Sunday, November 25, 2018

→→Fifty Ways to Promote Teaching and Learning←←

Three leading legal education scholars have posted an important paper on teaching and learning on SSRN.  This article is likely to become a seminal article in legal education.

Fifty Ways to Promote Teaching and Learning by Gerald Hess, Michael Hunter Schwartz & Nancy Levit.


"Fifty Ways is a collection of faculty development ideas to support and improve legal education. The ideas fall into five categories: institutional and administrative support for teaching, adjunct professor support, feedback from students, collaborations with colleagues, and self-assessment, reflection, and personal development as a teacher."

From the Introduction:

"In 1999, the Journal of Legal Education published an important article for law schools seeking to improve the quality and quantity of faculty scholarly output, James Lindgren’s Fifty Ways to Promote Scholarship.
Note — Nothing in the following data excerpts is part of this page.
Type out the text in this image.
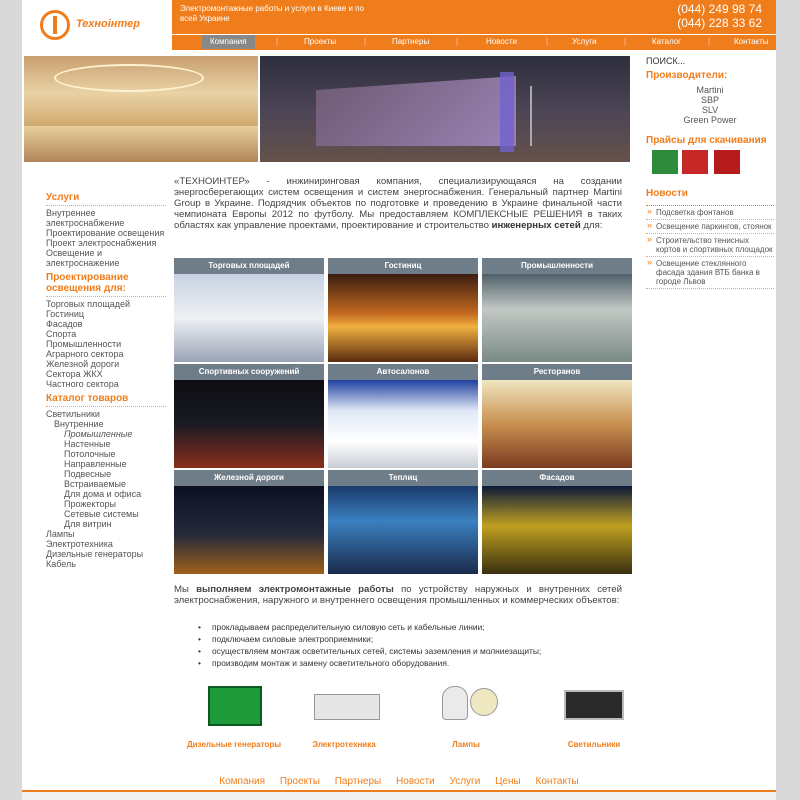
Техноінтер
Электромонтажные работы и услуги в Киеве и по всей Украине
(044) 249 98 74
(044) 228 33 62
Компания	|	Проекты	|	Партнеры	|	Новости	|	Услуги	|	Каталог	|	Контакты
ПОИСК...
Производители:
Martini
SBP
SLV
Green Power
Прайсы для скачивания
Новости
» Подсветка фонтанов
» Освещение паркингов, стоянок
» Строительство тенисных кортов и спортивных площадок
» Освещение стеклянного фасада здания ВТБ банка в городе Львов
Услуги
Внутреннее электроснабжение
Проектирование освещения
Проект электроснабжения
Освещение и электроснажение
Проектирование освещения для:
Торговых площадей
Гостиниц
Фасадов
Спорта
Промышленности
Аграрного сектора
Железной дороги
Сектора ЖКХ
Частного сектора
Каталог товаров
Светильники
Внутренние
Промышленные
Настенные
Потолочные
Направленные
Подвесные
Встраиваемые
Для дома и офиса
Прожекторы
Сетевые системы
Для витрин
Лампы
Электротехника
Дизельные генераторы
Кабель

«ТЕХНОИНТЕР» - инжиниринговая компания, специализирующаяся на создании энергосберегающих систем освещения и систем энергоснабжения. Генеральный партнер Martini Group в Украине. Подрядчик объектов по подготовке и проведению в Украине финальной части чемпионата Европы 2012 по футболу. Мы предоставляем КОМПЛЕКСНЫЕ РЕШЕНИЯ в таких областях как управление проектами, проектирование и строительство инженерных сетей для:

Торговых площадей	Гостиниц	Промышленности
Спортивных сооружений	Автосалонов	Ресторанов
Железной дороги	Теплиц	Фасадов
Мы выполняем электромонтажные работы по устройству наружных и внутренних сетей электроснабжения, наружного и внутреннего освещения промышленных и коммерческих объектов:
• прокладываем распределительную силовую сеть и кабельные линии;
• подключаем силовые электроприемники;
• осуществляем монтаж осветительных сетей, системы заземления и молниезащиты;
• производим монтаж и замену осветительного оборудования.
Дизельные генераторы	Электротехника	Лампы	Светильники
Компания Проекты Партнеры Новости Услуги Цены Контакты
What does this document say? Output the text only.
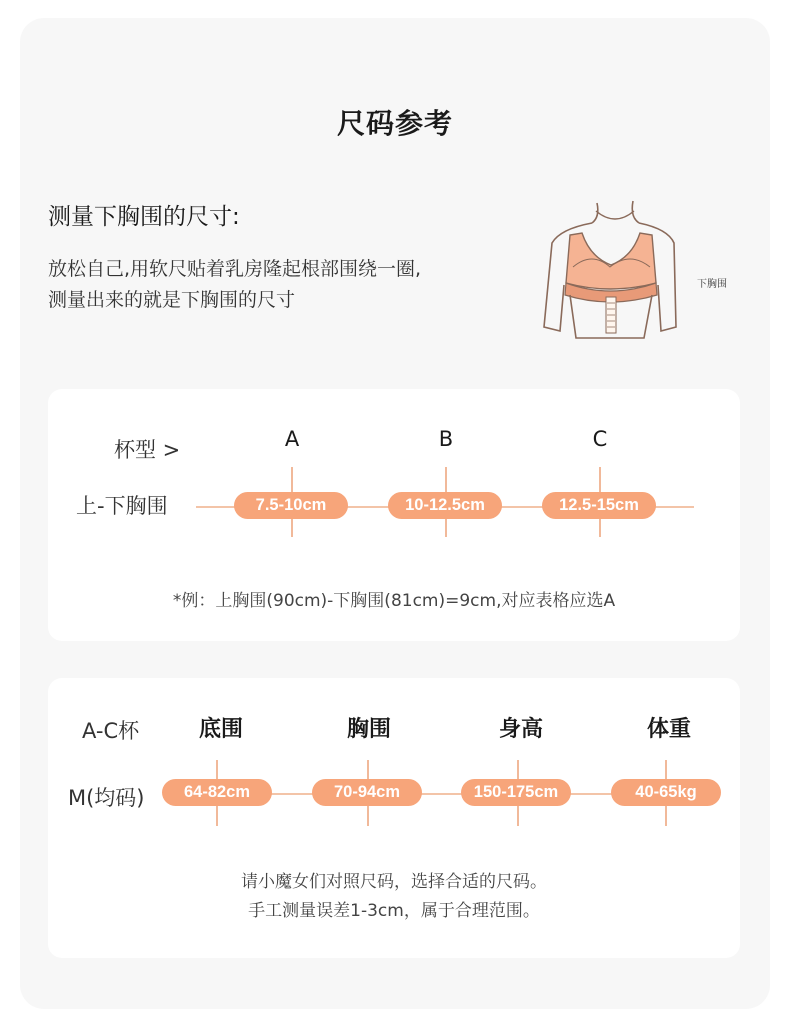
尺码参考
测量下胸围的尺寸:
放松自己,用软尺贴着乳房隆起根部围绕一圈,
测量出来的就是下胸围的尺寸
下胸围
杯型 >
上-下胸围
A	B	C
7.5-10cm	10-12.5cm	12.5-15cm
*例：上胸围(90cm)-下胸围(81cm)=9cm,对应表格应选A
A-C杯
M(均码)
底围	胸围	身高	体重
64-82cm	70-94cm	150-175cm	40-65kg
请小魔女们对照尺码，选择合适的尺码。
手工测量误差1-3cm，属于合理范围。
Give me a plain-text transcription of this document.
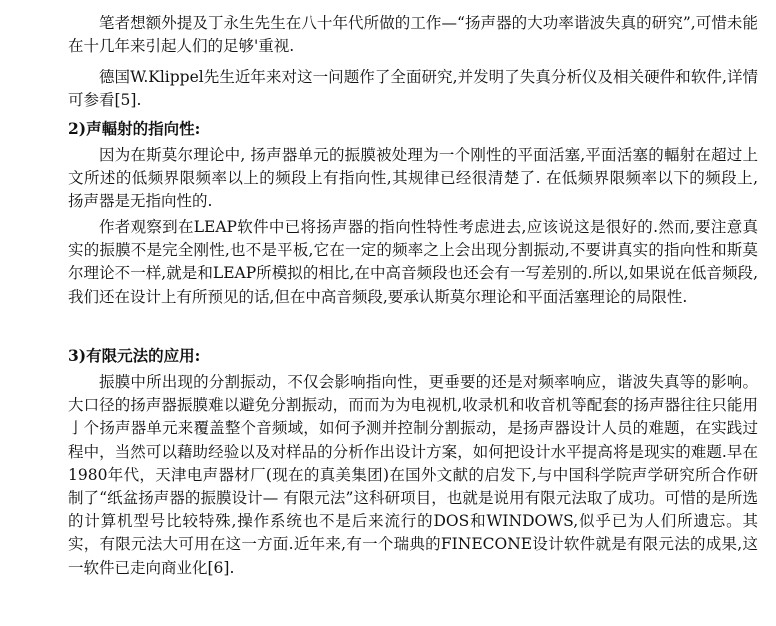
笔者想额外提及丁永生先生在八十年代所做的工作—“扬声器的大功率谐波失真的研究”,可惜未能在十几年来引起人们的足够'重视.

德国W.Klippel先生近年来对这一问题作了全面研究,并发明了失真分析仪及相关硬件和软件,详情可参看[5].

2)声輻射的指向性:

因为在斯莫尔理论中, 扬声器单元的振膜被处理为一个刚性的平面活塞,平面活塞的輻射在超过上文所述的低频界限频率以上的频段上有指向性,其规律已经很清楚了. 在低频界限频率以下的频段上, 扬声器是无指向性的.

作者观察到在LEAP软件中已将扬声器的指向性特性考虑进去,应该说这是很好的.然而,要注意真实的振膜不是完全刚性,也不是平板,它在一定的频率之上会出现分割振动,不要讲真实的指向性和斯莫尔理论不一样,就是和LEAP所模拟的相比,在中高音频段也还会有一写差别的.所以,如果说在低音频段,我们还在设计上有所预见的话,但在中高音频段,要承认斯莫尔理论和平面活塞理论的局限性.

3)有限元法的应用:

振膜中所出现的分割振动，不仅会影响指向性，更垂要的还是对频率响应，谐波失真等的影响。大口径的扬声器振膜难以避免分割振动，而而为为电视机,收录机和收音机等配套的扬声器往往只能用亅个扬声器单元来覆盖整个音频域，如何予测并控制分割振动，是扬声器设计人员的难题，在实践过程中，当然可以藉助经验以及对样品的分析作出设计方案，如何把设计水平提高将是现实的难题.早在1980年代，天津电声器材厂(现在的真美集团)在国外文献的启发下,与中国科学院声学研究所合作研制了“纸盆扬声器的振膜设计— 有限元法”这科研项目，也就是说用有限元法取了成功。可惜的是所选的计算机型号比较特殊,操作系统也不是后来流行的DOS和WINDOWS,似乎已为人们所遗忘。其实，有限元法大可用在这一方面.近年来,有一个瑞典的FINECONE设计软件就是有限元法的成果,这一软件已走向商业化[6].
Professor Lindgren detailed numerous ideas for improving scholarship and the intellectual life of a law school, reporting that at least one law school saw marked improvement in scholarly output after implementing a significant number of the ideas.

This article addresses the other side of the coin, teaching. Most law schools make claims about the high-quality instruction students will receive. And we believe that all law school faculties and nearly all individual law professors aspire to excellence in the classroom. This article focuses on the efforts law schools and professors can make to fulfill that aspiration."

"We believe that a law school that implements many of these ideas will significantly expand its approach to developing teaching excellence and those changes will improve students’ learning. Implementing these ideas can also change law professors’ experiences as teachers. Growing as teachers can enhance professors’ passion and enthusiasm, which, in turn, will further enhance their effectiveness. Implementing some of the ideas in this article can produce the opposite of a vicious circle (a joyous circle?), creating a culture of continuous improvement."

We will have more comments on this very important article in a few days.